Saleh, Alam (2011) Broadening the Concept of Security : Identity and Societal Security. Geopolitics Quarterly, 6 (4). pp. 228-241.
Full text not available from this repository.Abstract
This article concentrates on the evolution of the concept of security from its traditional ‘Realist’ base through to more ‘broadened’ approaches. This study, therefore, moves beyond the conventional realist paradigm, and conversely looks at the concept of security using a ‘broadened’ perspective on security studies. In doing so, this paper asks: are the traditional concepts of security studies, particularly realism, in the post Cold War era still relevant? It is this question that forms the focus of this study. Most of the academic literature has far dealt with national security issues from an international and realist point of view.
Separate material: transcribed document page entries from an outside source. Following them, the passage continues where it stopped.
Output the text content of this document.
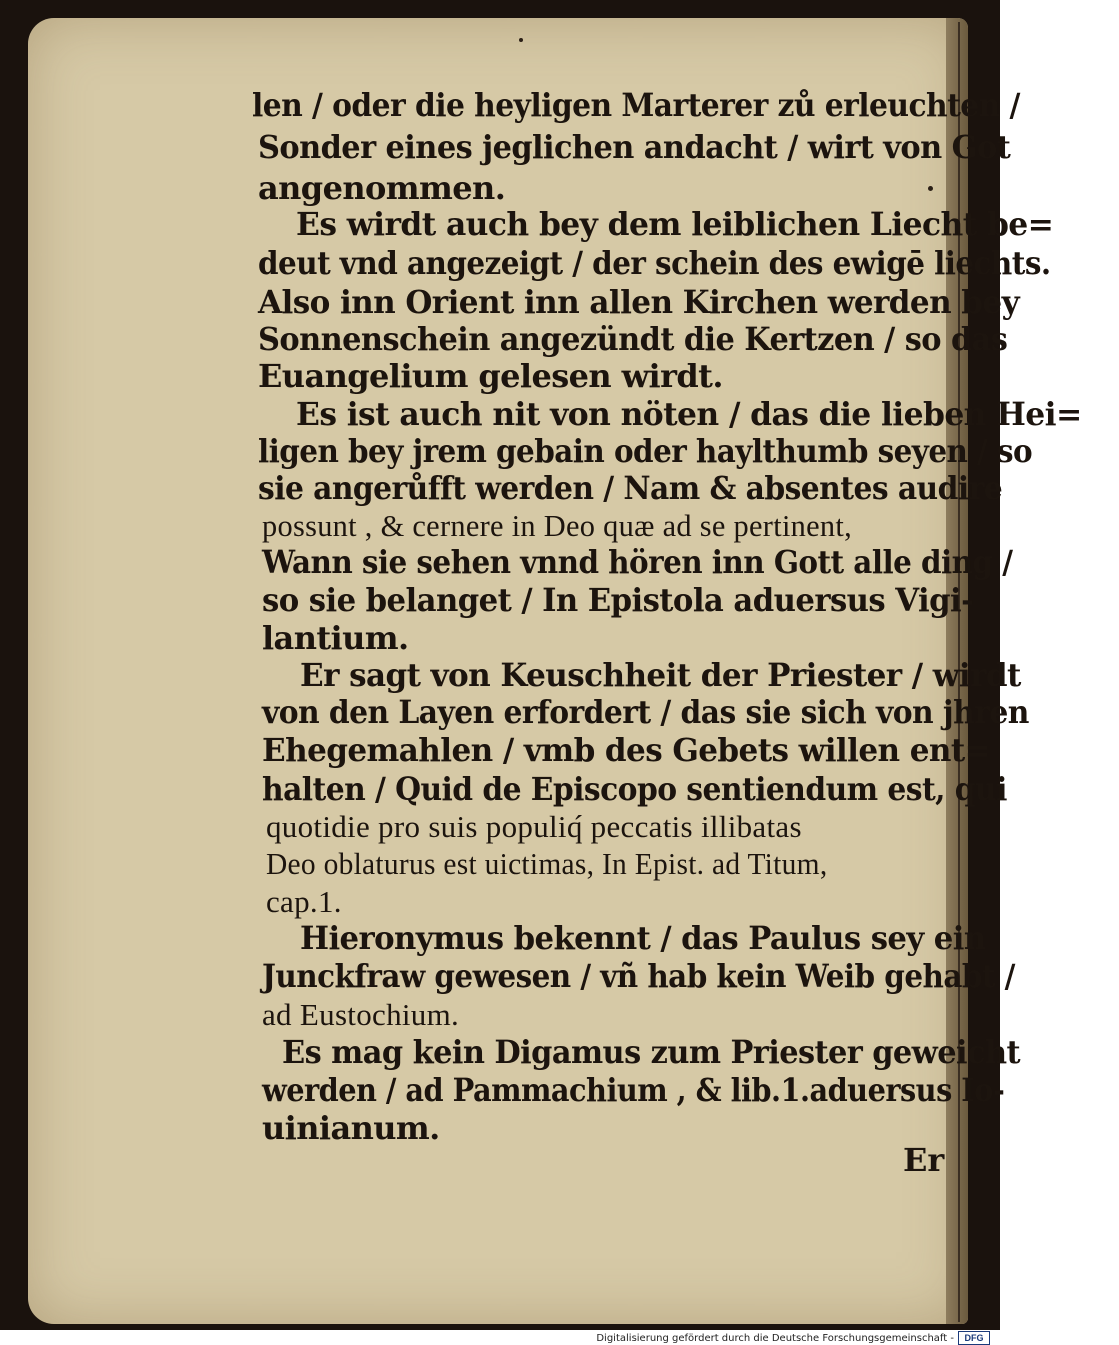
len / oder die heyligen Marterer zů erleuchten /
Sonder eines jeglichen andacht / wirt von Got
angenommen.
Es wirdt auch bey dem leiblichen Liecht be=
deut vnd angezeigt / der schein des ewigē liechts.
Also inn Orient inn allen Kirchen werden bey
Sonnenschein angezündt die Kertzen / so das
Euangelium gelesen wirdt.
Es ist auch nit von nöten / das die lieben Hei=
ligen bey jrem gebain oder haylthumb seyen / so
sie angerůfft werden / Nam & absentes audire
possunt , & cernere in Deo quæ ad se pertinent,
Wann sie sehen vnnd hören inn Gott alle ding /
so sie belanget / In Epistola aduersus Vigi-
lantium.
Er sagt von Keuschheit der Priester / wirdt
von den Layen erfordert / das sie sich von jhren
Ehegemahlen / vmb des Gebets willen ent=
halten / Quid de Episcopo sentiendum est, qui
quotidie pro suis populiq́ peccatis illibatas
Deo oblaturus est uictimas, In Epist. ad Titum,
cap.1.
Hieronymus bekennt / das Paulus sey ein
Junckfraw gewesen / vñ hab kein Weib gehabt /
ad Eustochium.
Es mag kein Digamus zum Priester geweicht
werden / ad Pammachium , & lib.1.aduersus Io-
uinianum.
Er
Digitalisierung gefördert durch die Deutsche Forschungsgemeinschaft -	DFG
This has often neglected the internal dynamics of state’s security dilemma. This article studies the impact of societal security on state’s national security, this argument, however, has previously received little academic interest. This article thus contributes to a better understanding of the literature by clarifying conceptual approaches to societal security, and by applying these approaches in order to argue that the most pressing threat to state’s national security is within; and not from realist international pressures. The primary goal of this research is to contribute to academic debate regarding the concept of security by employing critical discourse analysis. Therefore, this study builds upon an array of secondary qualitative sources, both in order to construct the theoretical argument and to back this theory up with historical and social scientific data.